Williams isn't a huge fan of the NBA's one-year rule before colleges will allow prospects to declare for the professional league, but added that it's not a perfect rule.
Some guys should have the chance to leave after high school, while others have shown they needed more time. In the end, it's an individual situation and not an easy solution that can please everybody.
"I thought at one point with the new collective bargaining agreement with the NBA, that we had a chance to maybe have two years of college before you go. I think it could help. I don't think it will ever be adopted," Williams said.
"I just don't think our culture is ever going to let that happen. Everyone is afraid of going to court and the whole bit."
"The NBA, the players, and their collective bargaining agreement, they're the only ones that can do something with that (the age limit). Again, I thought we had a chance with that last collective bargaining agreement, but it was never brought up on the table."

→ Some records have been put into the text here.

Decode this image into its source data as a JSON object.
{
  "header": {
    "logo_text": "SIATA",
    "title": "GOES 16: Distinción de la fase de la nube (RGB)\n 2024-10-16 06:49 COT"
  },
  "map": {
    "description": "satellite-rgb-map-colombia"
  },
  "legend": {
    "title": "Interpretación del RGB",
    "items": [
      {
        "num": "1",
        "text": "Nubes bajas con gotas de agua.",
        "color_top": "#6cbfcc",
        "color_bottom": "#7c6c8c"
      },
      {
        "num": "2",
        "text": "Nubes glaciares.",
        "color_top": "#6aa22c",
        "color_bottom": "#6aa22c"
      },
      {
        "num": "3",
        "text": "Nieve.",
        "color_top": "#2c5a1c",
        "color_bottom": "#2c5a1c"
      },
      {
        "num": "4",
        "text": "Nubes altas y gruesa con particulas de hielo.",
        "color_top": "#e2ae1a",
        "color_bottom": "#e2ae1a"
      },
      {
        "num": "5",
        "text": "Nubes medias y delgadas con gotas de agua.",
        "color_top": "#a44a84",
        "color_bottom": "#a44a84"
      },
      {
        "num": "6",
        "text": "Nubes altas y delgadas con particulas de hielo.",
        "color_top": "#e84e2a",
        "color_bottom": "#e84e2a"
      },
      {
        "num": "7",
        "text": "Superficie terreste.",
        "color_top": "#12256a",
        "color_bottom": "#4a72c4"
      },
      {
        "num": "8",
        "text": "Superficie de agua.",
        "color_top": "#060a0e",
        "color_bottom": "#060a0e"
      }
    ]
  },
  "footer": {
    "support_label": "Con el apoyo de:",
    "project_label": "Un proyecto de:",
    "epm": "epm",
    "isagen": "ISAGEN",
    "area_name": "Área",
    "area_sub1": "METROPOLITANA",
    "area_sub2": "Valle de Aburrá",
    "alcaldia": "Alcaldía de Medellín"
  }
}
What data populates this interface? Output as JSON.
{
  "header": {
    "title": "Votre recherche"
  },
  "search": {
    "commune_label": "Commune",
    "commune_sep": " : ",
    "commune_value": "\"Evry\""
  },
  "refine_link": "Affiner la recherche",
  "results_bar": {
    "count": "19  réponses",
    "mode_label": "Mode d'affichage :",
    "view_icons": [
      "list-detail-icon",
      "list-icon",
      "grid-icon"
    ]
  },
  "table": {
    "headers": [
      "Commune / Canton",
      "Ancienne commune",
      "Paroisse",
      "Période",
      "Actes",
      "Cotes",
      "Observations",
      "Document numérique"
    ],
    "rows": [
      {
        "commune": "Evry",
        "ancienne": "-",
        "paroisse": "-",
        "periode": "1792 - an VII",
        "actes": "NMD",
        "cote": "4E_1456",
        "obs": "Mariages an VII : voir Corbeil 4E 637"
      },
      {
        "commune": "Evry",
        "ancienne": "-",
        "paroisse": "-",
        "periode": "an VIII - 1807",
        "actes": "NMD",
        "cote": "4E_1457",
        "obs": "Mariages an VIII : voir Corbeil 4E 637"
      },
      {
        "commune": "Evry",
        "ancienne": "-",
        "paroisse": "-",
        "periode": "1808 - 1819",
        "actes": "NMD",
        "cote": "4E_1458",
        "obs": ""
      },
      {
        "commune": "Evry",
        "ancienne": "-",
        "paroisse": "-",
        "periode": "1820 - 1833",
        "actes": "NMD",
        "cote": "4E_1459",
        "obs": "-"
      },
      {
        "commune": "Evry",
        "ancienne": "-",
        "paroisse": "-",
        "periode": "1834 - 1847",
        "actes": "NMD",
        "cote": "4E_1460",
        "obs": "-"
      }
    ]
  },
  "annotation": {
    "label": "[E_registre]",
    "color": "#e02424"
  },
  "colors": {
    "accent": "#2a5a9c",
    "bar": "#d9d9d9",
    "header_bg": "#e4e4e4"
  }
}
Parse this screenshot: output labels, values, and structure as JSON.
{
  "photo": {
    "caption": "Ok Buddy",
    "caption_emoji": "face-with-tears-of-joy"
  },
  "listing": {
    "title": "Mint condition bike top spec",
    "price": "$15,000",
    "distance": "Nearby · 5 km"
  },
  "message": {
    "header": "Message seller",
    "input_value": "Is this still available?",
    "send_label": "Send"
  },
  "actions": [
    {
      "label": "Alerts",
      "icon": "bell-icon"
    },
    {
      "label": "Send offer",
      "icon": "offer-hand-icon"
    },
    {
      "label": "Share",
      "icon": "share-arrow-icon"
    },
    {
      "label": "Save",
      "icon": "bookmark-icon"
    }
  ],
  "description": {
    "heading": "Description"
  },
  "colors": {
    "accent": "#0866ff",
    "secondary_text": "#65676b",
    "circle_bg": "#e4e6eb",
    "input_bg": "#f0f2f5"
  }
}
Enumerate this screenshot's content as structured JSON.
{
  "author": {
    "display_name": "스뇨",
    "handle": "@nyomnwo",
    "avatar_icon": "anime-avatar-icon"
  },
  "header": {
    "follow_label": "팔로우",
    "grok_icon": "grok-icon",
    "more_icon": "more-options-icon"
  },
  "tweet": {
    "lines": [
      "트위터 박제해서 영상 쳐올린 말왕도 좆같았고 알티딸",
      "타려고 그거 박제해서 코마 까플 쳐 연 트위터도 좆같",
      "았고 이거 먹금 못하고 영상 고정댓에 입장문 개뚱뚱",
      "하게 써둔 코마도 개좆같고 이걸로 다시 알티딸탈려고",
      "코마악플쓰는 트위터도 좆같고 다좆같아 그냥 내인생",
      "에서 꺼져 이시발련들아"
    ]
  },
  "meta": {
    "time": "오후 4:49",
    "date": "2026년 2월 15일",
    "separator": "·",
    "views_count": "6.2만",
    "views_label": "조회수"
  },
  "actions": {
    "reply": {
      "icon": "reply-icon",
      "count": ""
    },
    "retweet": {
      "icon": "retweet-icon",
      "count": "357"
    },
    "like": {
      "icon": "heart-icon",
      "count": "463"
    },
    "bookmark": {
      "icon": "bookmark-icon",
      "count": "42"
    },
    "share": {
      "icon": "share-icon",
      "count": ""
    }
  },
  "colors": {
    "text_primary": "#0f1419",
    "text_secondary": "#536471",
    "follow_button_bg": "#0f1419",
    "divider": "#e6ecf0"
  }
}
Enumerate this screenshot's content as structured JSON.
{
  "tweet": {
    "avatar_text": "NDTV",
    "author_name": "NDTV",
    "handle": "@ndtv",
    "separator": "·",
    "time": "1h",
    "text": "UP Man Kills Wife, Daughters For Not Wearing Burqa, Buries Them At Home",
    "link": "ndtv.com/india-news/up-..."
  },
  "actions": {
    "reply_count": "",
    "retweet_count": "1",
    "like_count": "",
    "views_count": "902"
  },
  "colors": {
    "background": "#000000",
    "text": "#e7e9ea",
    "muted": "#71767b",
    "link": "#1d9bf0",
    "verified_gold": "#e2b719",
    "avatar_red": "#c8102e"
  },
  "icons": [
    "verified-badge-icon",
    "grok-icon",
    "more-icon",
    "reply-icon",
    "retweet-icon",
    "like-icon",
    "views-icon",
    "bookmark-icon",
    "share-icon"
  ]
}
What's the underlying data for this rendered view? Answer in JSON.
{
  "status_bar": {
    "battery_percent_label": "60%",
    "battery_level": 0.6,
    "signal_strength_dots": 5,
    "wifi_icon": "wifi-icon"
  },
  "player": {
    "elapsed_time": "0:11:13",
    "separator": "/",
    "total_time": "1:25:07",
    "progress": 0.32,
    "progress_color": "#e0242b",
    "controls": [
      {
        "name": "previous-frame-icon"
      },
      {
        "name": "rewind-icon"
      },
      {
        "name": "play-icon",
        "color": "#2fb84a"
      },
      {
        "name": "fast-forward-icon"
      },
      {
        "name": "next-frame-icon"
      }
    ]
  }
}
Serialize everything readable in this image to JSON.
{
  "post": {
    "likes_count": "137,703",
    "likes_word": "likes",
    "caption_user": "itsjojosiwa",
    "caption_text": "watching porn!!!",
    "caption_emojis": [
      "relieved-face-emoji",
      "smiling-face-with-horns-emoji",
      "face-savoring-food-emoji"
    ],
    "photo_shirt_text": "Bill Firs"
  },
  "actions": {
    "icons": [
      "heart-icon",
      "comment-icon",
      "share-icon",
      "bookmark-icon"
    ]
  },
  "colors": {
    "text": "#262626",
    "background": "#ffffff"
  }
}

"For us, I truly believe that if kids went to college for two years, that would have been better. I don't think that two years of college would have hurt LeBron (James) or Kobe (Bryant) or any of those guys, but the decision they made was great for them. I think you should look at it individually."
"To me, it's just a shame that everybody is trying to be an adult so fast. And personally, I think the NBA would be better off themselves with a two-year commitment. It's not a perfect rule for anybody."
UNC has missed out on a few big-time prospects in recent weeks, including Julius Randle, who didn't include the Tar Heels on his latest cut, as well as Troy Williams and Vonleh, who both committed to Indiana.
Williams was asked whether his recent scare with possible kidney cancer was a negative that hurt recruiting, but he says there's been more negative backlash from some of the things that have been printed about some of UNC's other issues.
"I really don't feel that way myself (that my health scare hurt recruiting)," Williams said.
"The junk that's being going on on campus has been discussed, and that's something that's hurt us. But it is what it is. I'm not going to say I'm going to coach for 99 more years, and I'm not going to come out and say I'm going to retire tomorrow."